3. Grounds for Unpatentability
Ground 1: Obviousness over Eagle, Behrens, and Olkkonen - All Challenged Claims are obvious over Eagle in view of Behrens and Olkkonen.
- Prior Art Relied Upon: Eagle (Application # 2005/0250552), Behrens (Application # 2010/0138481), and Olkkonen (Patent 7,590,086).
- Core Argument for this Ground:
- Prior Art Mapping: Petitioner asserted that the combination of Eagle, Behrens, and Olkkonen teaches every limitation of the challenged claims. Eagle taught the foundational architecture: a “Requester Device” detects a nearby “Identified Device” via a short-range protocol (Bluetooth) and notifies a remote server via a long-range cellular network. The server then compares user profiles and sends an alert back to facilitate communication. However, Petitioner argued Eagle did not explicitly disclose certain security and efficiency features that are trivial additions from other prior art.
- To address the claims’ requirement for changing identifiers over time (e.g., different MAC addresses and unique identifiers received from the same device in different time periods), Petitioner relied on Behrens. Behrens taught using multiple or changing unique identifiers (UIDs), which could include MAC addresses, to enhance user privacy and prevent tracking based on static identifiers. Petitioner argued a POSITA would have integrated Behrens’s changing UIDs into Eagle’s system to address known security risks in short-range wireless communications.
- To address the claims’ requirement for filtering beacon transmissions based on a "beacon service identifier," Petitioner relied on Olkkonen. Olkkonen taught that Bluetooth devices could filter inquiry responses based on service class or device class information to identify relevant networks or services (e.g., a collaborative game) and ignore irrelevant ones (e.g., a printer). Petitioner argued this directly corresponds to the ’971 patent’s filtering concept, making Eagle’s system more efficient by not reporting every nearby device to the server. Dependent claims reciting various "actions" (e.g., multiplayer gaming, receiving ads) were argued to be disclosed by the broad applications taught in Eagle, or as obvious alternatives taught by the collaborative functions in Olkkonen and Behrens.

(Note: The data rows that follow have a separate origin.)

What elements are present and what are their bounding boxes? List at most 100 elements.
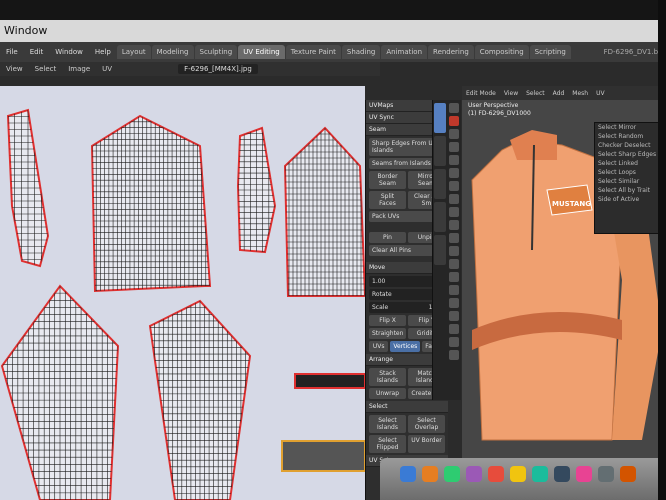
image-name-field[interactable]: F-6296_[MM4X].jpg [178,64,258,74]
knife-icon[interactable] [449,259,459,269]
tab-animation[interactable]: Animation [381,45,428,59]
app-icon[interactable] [554,466,570,482]
viewport-mode[interactable]: Edit Mode [462,90,500,97]
split-faces-button[interactable]: Split Faces [369,191,406,209]
spin-icon[interactable] [449,285,459,295]
bevel-icon[interactable] [449,233,459,243]
tab-texture-paint[interactable]: Texture Paint [285,45,341,59]
viewport-perspective-label: User Perspective [468,102,519,109]
select-islands-button[interactable]: Select Islands [369,415,406,433]
shear-icon[interactable] [449,337,459,347]
uv-menu-uv[interactable]: UV [96,65,118,73]
tab-compositing[interactable]: Compositing [474,45,529,59]
pin-button[interactable]: Pin [369,232,406,243]
viewport-object-label: (1) FD-6296_DV1000 [468,110,531,117]
menu-item[interactable]: Select All by Trait [595,186,666,195]
rip-icon[interactable] [449,350,459,360]
inset-icon[interactable] [449,220,459,230]
uv-island-sleeve-left [6,108,50,268]
file-name-label: FD-6296_DV1.bl [603,48,660,56]
tab-rendering[interactable]: Rendering [428,45,474,59]
move-value: 1.00 [372,278,386,285]
menu-item[interactable]: Checker Deselect [595,141,666,150]
transform-icon[interactable] [449,168,459,178]
app-icon[interactable] [532,466,548,482]
app-icon[interactable] [422,466,438,482]
flip-x-button[interactable]: Flip X [369,315,406,326]
menu-edit[interactable]: Edit [24,48,50,56]
measure-icon[interactable] [449,194,459,204]
annotate-icon[interactable] [449,181,459,191]
tab-uv-editing[interactable]: UV Editing [238,45,285,59]
cursor-icon[interactable] [449,116,459,126]
select-box-icon[interactable] [449,103,459,113]
extrude-icon[interactable] [449,207,459,217]
mode-vertices-button[interactable]: Vertices [390,341,421,352]
select-flipped-button[interactable]: Select Flipped [369,435,406,453]
tab-modeling[interactable]: Modeling [151,45,194,59]
unwrap-button[interactable]: Unwrap [369,388,406,399]
loop-cut-icon[interactable] [449,246,459,256]
menu-item[interactable]: Select Mirror [595,123,666,132]
menu-help[interactable]: Help [89,48,117,56]
edge-slide-icon[interactable] [449,311,459,321]
mode-uvs-button[interactable]: UVs [369,341,389,352]
sidebar-tab-uv[interactable] [434,103,446,133]
viewport-menu-select[interactable]: Select [522,90,549,97]
uv-island-sleeve-right [236,126,277,254]
uv-island-collar [294,373,365,389]
blender-top-bar: File Edit Window Help Layout Modeling Sc… [0,42,666,62]
border-seam-button[interactable]: Border Seam [369,171,406,189]
menu-item[interactable]: Select Similar [595,177,666,186]
app-icon[interactable] [510,466,526,482]
poly-build-icon[interactable] [449,272,459,282]
tab-sculpting[interactable]: Sculpting [194,45,238,59]
move-icon[interactable] [449,129,459,139]
tab-scripting[interactable]: Scripting [529,45,571,59]
monitor-screen: Window File Edit Window Help Layout Mode… [0,0,666,500]
select-overlap-button[interactable]: Select Overlap [408,415,445,433]
viewport-menu-add[interactable]: Add [549,90,569,97]
menu-item[interactable]: Select Sharp Edges [595,150,666,159]
viewport-menu-view[interactable]: View [500,90,522,97]
uv-menu-view[interactable]: View [0,65,29,73]
finder-icon[interactable] [400,466,416,482]
menu-window[interactable]: Window [49,48,89,56]
tab-shading[interactable]: Shading [341,45,381,59]
monitor-right-bezel [658,0,666,500]
window-title-bar: Window [0,20,666,42]
menu-file[interactable]: File [0,48,24,56]
app-icon[interactable] [488,466,504,482]
app-icon[interactable] [444,466,460,482]
straighten-button[interactable]: Straighten [369,328,407,339]
stack-islands-button[interactable]: Stack Islands [369,368,406,386]
smooth-icon[interactable] [449,298,459,308]
sidebar-tab-image[interactable] [434,136,446,166]
app-icon[interactable] [598,466,614,482]
section-select[interactable]: Select [366,401,448,413]
sidebar-tab-view[interactable] [434,169,446,199]
shrink-fatten-icon[interactable] [449,324,459,334]
sidebar-tab-addon[interactable] [434,235,446,265]
viewport-toolbar [447,100,461,400]
uv-menu-image[interactable]: Image [62,65,96,73]
app-icon[interactable] [466,466,482,482]
uv-island-arm-right [148,299,252,500]
viewport-menu-mesh[interactable]: Mesh [568,90,592,97]
uv-island-front [90,114,212,293]
menu-item[interactable]: Select Loops [595,168,666,177]
scale-icon[interactable] [449,155,459,165]
menu-item[interactable]: Side of Active [595,195,666,204]
select-uv-border-button[interactable]: UV Border [408,435,445,453]
uv-canvas[interactable] [0,86,365,500]
menu-item[interactable]: Select Linked [595,159,666,168]
uv-menu-select[interactable]: Select [29,65,63,73]
viewport-menu-uv[interactable]: UV [592,90,609,97]
app-icon[interactable] [620,466,636,482]
menu-item[interactable]: Select Random [595,132,666,141]
app-icon[interactable] [576,466,592,482]
sidebar-tab-tool[interactable] [434,202,446,232]
rotate-icon[interactable] [449,142,459,152]
viewport-label: User Perspective (1) FD-6296_DV1000 [468,102,531,118]
tab-layout[interactable]: Layout [116,45,151,59]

- Motivation to Combine: A POSITA would combine these references for predictable results. The primary motivation to combine Eagle with Behrens was to improve the privacy and security of Eagle's social introduction system. By incorporating Behrens’s teaching of changing UIDs, a POSITA could prevent malicious tracking of users via their static Bluetooth identifiers, a well-known problem. The motivation to add Olkkonen’s teachings to the Eagle/Behrens system was to improve efficiency and conserve resources (e.g., battery life, server load). A POSITA would recognize the inefficiency of Eagle’s device reporting every nearby Bluetooth device to the server and would apply Olkkonen’s known filtering techniques to ensure only relevant devices (i.e., those participating in the same service) are processed.

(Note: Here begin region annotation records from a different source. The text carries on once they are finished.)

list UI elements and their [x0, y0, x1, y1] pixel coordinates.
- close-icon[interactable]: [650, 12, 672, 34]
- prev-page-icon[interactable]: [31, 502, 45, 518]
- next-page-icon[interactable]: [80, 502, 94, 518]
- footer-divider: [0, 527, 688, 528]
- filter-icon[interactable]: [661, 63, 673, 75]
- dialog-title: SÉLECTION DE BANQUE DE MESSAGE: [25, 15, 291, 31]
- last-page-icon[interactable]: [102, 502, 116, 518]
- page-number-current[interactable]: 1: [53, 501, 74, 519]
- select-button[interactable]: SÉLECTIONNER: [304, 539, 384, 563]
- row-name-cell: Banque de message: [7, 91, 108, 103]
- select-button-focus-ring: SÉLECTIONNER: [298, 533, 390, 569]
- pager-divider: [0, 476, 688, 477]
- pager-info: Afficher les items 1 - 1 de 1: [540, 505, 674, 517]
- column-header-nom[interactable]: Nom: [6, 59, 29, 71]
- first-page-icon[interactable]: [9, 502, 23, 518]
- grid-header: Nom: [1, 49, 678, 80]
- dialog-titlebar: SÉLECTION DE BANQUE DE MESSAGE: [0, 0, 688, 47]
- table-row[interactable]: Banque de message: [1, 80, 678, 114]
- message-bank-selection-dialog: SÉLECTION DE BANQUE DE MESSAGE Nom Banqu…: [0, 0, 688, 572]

- Expectation of Success: Petitioner argued a POSITA would have had a reasonable expectation of success. Implementing changing UIDs from Behrens into Eagle’s system would involve ordinary software coding skills, as Behrens provided techniques for synchronizing these UIDs with a server. Similarly, implementing Olkkonen's filtering would involve processing standard data fields (e.g., service class and device class) already present in Bluetooth inquiry responses, requiring no more than conventional data processing skills. The combination was a simple application of known techniques to improve a known system.

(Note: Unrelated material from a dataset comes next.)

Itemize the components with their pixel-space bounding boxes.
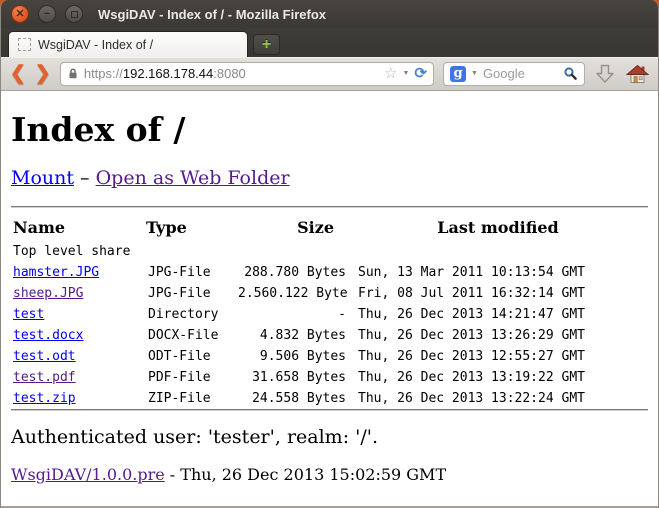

- Key Aspects: Petitioner contended that the Patent Owner is collaterally estopped from challenging the core teachings of Eagle and Behrens. This is because the PTAB, in final written decisions on related patents in the ’971 patent’s family, had already established that Eagle taught the basic device-server architecture and that Behrens taught the use of changing UIDs for privacy.
4. Relief Requested
- Petitioner requests institution of an inter partes review and cancellation of claims 1-8, 10, 12-16, 18-19, 22-23, 26-30, 34-44, 46, 48-59, 62, 64-68, 72, 75-76, and 79-81 of the ’971 patent as unpatentable.